The God of peace and the peace of God - Adrian Jones
The Letter to the Philippians is sometimes called ‘the Letter of Joy’ because of the overwhelming sense of contented peacefulness that St Paul conveys in his words about the person of Christ, his encounter with him and the difference that makes to Paul, and can make to all believers, even in very difficult circumstances.
One commentator writes: “The letter is dominated by a spirit of joy and peace, and is an outstanding witness to the power of Christ to lift the person weighed down with the sorrow and suffering of earth to rejoicing and gladness in the Lord.”
It is a whole letter though , not a series of uplifting quotes and separate verses – an interconnected whole. Although we want to understand Paul’s thinking and the truth about God that he is so keen to share, we ought to be cautious about picking it apart until we have a sense of this whole.

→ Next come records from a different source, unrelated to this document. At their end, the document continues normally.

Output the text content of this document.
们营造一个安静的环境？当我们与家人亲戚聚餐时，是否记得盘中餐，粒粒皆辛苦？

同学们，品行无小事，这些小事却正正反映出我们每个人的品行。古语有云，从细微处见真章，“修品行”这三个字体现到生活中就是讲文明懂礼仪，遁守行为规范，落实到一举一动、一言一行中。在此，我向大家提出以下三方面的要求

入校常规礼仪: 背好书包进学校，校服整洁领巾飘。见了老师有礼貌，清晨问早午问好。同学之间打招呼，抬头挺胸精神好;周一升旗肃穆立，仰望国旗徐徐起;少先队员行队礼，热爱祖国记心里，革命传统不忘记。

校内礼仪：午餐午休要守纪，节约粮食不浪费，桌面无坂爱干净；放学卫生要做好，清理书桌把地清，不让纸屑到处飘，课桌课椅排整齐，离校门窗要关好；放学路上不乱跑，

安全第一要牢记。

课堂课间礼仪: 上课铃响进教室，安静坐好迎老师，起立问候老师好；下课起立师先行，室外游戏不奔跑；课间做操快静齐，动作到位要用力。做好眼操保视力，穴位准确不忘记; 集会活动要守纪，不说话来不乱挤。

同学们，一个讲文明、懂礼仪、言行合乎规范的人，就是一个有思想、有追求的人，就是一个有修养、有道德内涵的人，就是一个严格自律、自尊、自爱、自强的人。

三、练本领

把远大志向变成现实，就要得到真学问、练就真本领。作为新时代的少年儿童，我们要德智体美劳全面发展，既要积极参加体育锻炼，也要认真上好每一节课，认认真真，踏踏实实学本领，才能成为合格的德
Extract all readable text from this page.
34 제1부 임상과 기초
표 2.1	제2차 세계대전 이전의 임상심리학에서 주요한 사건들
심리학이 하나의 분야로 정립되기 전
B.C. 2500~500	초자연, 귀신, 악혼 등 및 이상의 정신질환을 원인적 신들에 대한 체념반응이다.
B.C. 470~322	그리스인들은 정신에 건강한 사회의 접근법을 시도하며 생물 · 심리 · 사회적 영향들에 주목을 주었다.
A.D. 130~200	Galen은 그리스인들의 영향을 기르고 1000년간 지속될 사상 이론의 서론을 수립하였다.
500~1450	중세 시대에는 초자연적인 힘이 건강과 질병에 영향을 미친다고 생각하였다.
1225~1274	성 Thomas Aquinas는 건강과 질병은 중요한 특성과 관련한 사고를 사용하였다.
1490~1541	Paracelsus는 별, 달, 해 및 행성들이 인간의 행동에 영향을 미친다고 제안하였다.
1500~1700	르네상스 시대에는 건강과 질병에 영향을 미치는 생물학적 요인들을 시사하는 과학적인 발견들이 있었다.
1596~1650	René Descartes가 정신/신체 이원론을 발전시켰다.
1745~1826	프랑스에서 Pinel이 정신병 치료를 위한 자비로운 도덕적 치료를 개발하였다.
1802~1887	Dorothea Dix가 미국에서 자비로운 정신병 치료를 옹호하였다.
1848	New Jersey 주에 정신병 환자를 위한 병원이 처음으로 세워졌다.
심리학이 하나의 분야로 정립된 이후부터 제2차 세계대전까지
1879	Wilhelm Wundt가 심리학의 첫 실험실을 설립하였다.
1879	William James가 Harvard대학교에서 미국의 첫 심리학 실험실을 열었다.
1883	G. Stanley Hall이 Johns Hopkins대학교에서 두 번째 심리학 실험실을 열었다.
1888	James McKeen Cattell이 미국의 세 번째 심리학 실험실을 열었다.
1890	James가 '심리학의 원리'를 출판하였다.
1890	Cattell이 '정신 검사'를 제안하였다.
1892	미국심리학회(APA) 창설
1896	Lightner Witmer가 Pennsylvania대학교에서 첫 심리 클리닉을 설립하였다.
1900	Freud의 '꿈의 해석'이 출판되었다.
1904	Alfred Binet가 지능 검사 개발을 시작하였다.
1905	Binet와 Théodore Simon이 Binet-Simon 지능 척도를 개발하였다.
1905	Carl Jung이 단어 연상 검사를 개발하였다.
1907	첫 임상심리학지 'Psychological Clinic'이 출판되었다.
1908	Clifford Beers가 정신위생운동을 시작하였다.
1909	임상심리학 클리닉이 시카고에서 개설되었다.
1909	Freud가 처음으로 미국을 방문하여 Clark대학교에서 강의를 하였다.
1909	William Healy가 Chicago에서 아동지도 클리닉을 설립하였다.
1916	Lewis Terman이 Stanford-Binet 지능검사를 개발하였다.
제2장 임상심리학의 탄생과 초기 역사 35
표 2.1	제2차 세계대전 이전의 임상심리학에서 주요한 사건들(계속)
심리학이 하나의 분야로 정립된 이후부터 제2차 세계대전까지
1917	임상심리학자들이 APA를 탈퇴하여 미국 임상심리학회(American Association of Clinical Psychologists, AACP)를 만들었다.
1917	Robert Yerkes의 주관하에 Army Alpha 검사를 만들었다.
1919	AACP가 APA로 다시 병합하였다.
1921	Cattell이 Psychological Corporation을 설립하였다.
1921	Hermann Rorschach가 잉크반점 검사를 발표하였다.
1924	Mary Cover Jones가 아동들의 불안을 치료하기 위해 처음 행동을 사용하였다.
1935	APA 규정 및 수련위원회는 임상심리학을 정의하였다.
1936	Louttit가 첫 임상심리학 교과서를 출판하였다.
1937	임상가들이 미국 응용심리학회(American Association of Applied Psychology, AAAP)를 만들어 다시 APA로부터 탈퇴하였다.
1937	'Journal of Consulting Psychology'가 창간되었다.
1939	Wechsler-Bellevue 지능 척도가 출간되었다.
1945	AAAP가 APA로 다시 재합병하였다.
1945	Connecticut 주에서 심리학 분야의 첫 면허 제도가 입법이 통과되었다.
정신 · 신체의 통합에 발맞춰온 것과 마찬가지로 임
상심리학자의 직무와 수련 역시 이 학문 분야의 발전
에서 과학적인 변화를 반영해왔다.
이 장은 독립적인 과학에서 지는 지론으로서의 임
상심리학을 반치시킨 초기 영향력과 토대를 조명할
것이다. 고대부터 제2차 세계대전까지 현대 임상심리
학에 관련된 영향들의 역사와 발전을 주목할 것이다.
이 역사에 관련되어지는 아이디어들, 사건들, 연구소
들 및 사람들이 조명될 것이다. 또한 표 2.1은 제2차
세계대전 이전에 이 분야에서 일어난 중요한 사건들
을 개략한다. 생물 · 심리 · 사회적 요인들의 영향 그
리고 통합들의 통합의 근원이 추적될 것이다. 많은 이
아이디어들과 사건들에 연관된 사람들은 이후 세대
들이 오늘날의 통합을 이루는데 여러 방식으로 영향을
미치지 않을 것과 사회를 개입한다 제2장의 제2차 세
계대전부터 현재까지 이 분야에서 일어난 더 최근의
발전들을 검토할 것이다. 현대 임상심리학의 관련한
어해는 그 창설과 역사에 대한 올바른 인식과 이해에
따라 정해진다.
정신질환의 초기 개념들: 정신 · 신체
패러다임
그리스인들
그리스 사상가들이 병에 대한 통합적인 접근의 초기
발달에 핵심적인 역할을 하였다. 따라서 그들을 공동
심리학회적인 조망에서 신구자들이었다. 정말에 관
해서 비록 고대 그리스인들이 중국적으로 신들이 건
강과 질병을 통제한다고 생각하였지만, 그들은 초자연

So my first suggestion this week is that you take some time to read the whole letter in one sitting. It is only four chapters, so why not pour a cup of something warming, imagine yourself receiving this rolled parchment from the hand of a messenger, and settle down to read the letter in its entirety.
As you read though, be alert to the big themes that Paul has in mind – and imagine him talking directly to you, as a friend who values your faith, appreciates all you’ve gone through and now wants to encourage you to reach for the very best that God has for you.
When you’ve finished reading (not too fast!) allow the words in their entirety to sink in and make an impression on you…and then ask the God of peace to grant you his good gifts today. Whatever your circumstances, resolve to live as Paul describes in chapter 4 and to accept God’s gift of peace.
You are loved. Christ has done everything needful to make you safe. Now God longs to give you his peace. Turn to him with gratitude and allow joy to return.